As one of the common materials of smelting appliances, ceramic materials are required to have good thermal shock stability, erosion resistance and spalling resistance. However, the ceramic material produced at present has poor high-temperature thermal shock resistance, short service life and poor erosion resistance, is difficult to meet the requirements, and greatly restricts the development of the research on the aviation material in China.

Disclosure of Invention

Aiming at the problems, the invention provides a high-temperature thermal shock resistant ceramic material and a preparation method thereof, and aims to solve the problems of poor high-temperature thermal shock resistance, poor erosion resistance, easiness in cracking and stripping, short service life and the like of the ceramic material prepared by the prior art.

The invention provides a preparation method of a high-temperature thermal shock resistant ceramic material, which comprises the following steps: mixing ceramic powder with an organic binder to obtain a ceramic feed; forming the ceramic feed, removing the glue and sintering to obtain the ceramic material; wherein, according to the weight portion, the ceramic powder comprises: 31-53 parts of fused quartz, 25-45 parts of tabular corundum powder, 20-35 parts of alumina micro powder and 0.5-1.5 parts of silicon nitride micro powder.

Compared with the prior art, the technical scheme has the following beneficial effects: according to the technical scheme, silicon nitride is introduced as a reaction auxiliary agent, and is sintered in an air atmosphere to form free silicon dioxide, so that the internal structure of a product is filled, the frame shape of the product is changed, the conversion degree of a synthetic ceramic crystal phase can be improved, the crystal phase synthesis temperature is reduced, and the strength of a ceramic matrix is improved.

In the synthesis process, along with temperature change and different acting forces among molecules, fused quartz reacts with alumina, tabular corundum and silicon nitride to generate a mixed crystal phase, the mixed crystal phase has a single-substance crystal phase and a mullite crystal phase, the reaction degree of the fused quartz with the alumina and the tabular corundum powder is different at different temperatures, and different crystal phases can be formed, and the mixed crystal phase is beneficial to improving the resistance of the material to different temperatures.

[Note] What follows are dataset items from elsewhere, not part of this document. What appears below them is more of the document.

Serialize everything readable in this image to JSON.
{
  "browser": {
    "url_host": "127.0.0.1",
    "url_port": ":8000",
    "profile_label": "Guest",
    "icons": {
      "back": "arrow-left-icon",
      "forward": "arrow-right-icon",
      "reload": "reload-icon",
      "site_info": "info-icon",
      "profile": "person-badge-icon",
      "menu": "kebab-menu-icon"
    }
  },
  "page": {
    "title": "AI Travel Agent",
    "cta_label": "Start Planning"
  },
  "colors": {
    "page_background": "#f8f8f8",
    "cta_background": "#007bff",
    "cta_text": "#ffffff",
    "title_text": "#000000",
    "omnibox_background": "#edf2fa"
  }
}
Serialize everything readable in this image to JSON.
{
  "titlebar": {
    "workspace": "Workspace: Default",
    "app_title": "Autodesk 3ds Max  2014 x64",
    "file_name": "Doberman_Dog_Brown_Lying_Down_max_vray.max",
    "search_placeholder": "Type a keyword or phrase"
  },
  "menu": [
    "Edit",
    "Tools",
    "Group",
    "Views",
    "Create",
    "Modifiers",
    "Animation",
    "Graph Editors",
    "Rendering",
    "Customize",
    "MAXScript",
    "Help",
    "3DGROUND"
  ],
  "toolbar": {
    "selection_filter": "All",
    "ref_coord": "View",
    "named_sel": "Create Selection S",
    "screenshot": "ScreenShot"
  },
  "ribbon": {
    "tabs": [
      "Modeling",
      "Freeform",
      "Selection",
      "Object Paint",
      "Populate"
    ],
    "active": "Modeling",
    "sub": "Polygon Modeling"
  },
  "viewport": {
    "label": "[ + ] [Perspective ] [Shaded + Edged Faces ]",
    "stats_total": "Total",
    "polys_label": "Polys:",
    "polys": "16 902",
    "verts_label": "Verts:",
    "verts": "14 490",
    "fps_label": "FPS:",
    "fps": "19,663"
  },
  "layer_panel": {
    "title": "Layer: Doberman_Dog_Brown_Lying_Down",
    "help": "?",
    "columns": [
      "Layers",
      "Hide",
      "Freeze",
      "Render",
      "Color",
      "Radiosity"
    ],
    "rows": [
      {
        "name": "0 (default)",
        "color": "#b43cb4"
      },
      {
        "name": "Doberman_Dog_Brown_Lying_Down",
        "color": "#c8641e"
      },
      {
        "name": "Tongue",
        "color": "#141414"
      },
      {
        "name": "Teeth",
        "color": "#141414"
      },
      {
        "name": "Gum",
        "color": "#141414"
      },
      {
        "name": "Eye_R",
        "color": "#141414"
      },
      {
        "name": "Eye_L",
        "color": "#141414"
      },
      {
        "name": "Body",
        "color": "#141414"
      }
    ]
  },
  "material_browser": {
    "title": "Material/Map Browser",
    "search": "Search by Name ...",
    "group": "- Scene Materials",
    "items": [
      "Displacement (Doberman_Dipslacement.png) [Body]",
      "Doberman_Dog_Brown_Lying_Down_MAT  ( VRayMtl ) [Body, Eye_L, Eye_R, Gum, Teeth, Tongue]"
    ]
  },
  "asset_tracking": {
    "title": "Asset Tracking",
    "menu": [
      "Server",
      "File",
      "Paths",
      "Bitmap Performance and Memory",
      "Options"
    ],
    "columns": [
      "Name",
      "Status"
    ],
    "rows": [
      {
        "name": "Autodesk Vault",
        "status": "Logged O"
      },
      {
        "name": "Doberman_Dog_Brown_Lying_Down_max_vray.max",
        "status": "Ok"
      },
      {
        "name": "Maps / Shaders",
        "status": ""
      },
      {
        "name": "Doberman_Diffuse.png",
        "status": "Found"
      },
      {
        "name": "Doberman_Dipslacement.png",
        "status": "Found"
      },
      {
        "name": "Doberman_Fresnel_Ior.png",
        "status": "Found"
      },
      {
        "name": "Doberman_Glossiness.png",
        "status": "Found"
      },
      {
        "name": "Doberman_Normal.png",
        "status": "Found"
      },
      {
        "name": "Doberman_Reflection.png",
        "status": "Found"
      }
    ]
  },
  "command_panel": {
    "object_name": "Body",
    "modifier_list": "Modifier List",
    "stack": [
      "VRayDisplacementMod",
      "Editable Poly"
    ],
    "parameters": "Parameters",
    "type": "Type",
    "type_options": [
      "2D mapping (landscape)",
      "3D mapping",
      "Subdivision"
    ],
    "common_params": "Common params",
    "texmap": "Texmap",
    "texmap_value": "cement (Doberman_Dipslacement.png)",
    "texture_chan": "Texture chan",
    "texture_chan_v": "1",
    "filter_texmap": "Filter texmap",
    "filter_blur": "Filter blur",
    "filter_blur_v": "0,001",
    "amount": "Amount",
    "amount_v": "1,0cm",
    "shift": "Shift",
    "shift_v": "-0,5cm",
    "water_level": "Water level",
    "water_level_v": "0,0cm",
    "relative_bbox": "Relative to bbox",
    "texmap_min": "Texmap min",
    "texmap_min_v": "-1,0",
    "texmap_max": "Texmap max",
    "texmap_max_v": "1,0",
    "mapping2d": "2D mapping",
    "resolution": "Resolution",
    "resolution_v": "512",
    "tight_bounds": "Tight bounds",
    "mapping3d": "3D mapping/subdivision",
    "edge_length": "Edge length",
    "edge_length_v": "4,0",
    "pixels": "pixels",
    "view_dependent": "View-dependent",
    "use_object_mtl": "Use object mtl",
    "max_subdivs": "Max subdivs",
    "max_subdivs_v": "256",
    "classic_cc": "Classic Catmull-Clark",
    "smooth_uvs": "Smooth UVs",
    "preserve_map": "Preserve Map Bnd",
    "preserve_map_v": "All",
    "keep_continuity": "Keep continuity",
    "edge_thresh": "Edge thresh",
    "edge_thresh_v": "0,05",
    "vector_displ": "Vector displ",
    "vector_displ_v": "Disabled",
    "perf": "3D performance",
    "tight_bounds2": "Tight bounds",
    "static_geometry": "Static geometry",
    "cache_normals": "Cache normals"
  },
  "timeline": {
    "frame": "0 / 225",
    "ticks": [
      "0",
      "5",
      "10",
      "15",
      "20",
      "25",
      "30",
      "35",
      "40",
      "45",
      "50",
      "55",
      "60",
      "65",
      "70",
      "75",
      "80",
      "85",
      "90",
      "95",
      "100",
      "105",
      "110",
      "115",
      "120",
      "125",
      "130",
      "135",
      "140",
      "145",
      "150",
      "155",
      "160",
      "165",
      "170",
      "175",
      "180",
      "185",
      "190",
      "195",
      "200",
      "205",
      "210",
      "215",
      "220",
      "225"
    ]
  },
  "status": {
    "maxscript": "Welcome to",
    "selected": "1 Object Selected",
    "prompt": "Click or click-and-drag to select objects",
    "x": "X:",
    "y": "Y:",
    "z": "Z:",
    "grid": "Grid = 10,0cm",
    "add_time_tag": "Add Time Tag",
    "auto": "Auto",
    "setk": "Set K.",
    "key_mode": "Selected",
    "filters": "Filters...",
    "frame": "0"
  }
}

Preferably, the organic binder comprises organic glass, polystyrene, high-density polyethylene, microcrystalline wax powder and a dispersing agent in a weight ratio of (35-50) to (10-20) to (10-15) to (3-10). The organic binder has strong coating capability, is beneficial to improving the loading capacity of ceramic powder, has high strength of a formed blank body, and is easy to remove glue and sinter.

Preferably, the dispersing agent is one or more of stearic acid, oleic acid and carboxyl stearic acid, has a good dispersing effect, and is helpful for removing organic binders in the sintering process.

Preferably, in the plate-shaped corundum powder, the weight ratio of the plate-shaped corundum powder with the particle size of 0.18-0.1 mm to the plate-shaped corundum powder with the particle size of 0.045mm is (10-20): (15-25). Corundum of different particle sizes, different specific surface areas, and different combinations with fused silica reaction at the same temperature.

Preferably, the fused quartz comprises a first fused quartz, a second fused quartz, a third fused quartz and a fourth fused quartz in a weight ratio of (10-18): (15-20): (5-10): (1-5), wherein the particle size of the first fused quartz is 0.27-0.18 mm, the particle size of the second fused quartz is 0.15-0.1 mm, the particle size of the third fused quartz is smaller than 0.1mm and not smaller than 0.075mm, and the particle size of the fourth fused quartz is smaller than 0.045 mm. The fused quartz with different grain sizes is selected to form staggered tension of the product.

Preferably, the molding is injection molding, the injection pressure is 20-80 MPa, and the injection temperature is 120-180 ℃. By adopting the molding method of the preferred scheme, namely high-pressure injection molding, the manufactured product has high precision, the near-net-size molding of the product can be realized without any processing, the traditional ceramic injection process can only realize the product with the weight of less than 400 g and the wall thickness of less than 5mm, and the process provided by the invention realizes the batch production of the product with the weight of more than 2000 g, the height of more than 240 mm and the wall thickness of more than 10 mm.

Preferably, the rubber discharging comprises the steps of heating the ceramic feed at the speed of 10-20 ℃/h to 450-550 ℃ after the ceramic feed is formed, and preserving the heat for 5-7 h.

Preferably, the sintering comprises: the sintering comprises the following steps: and after the ceramic feed is molded and the rubber is discharged, heating to 1150-1320 ℃ at the speed of 120-180 ℃/h, and preserving heat for 2-6 h.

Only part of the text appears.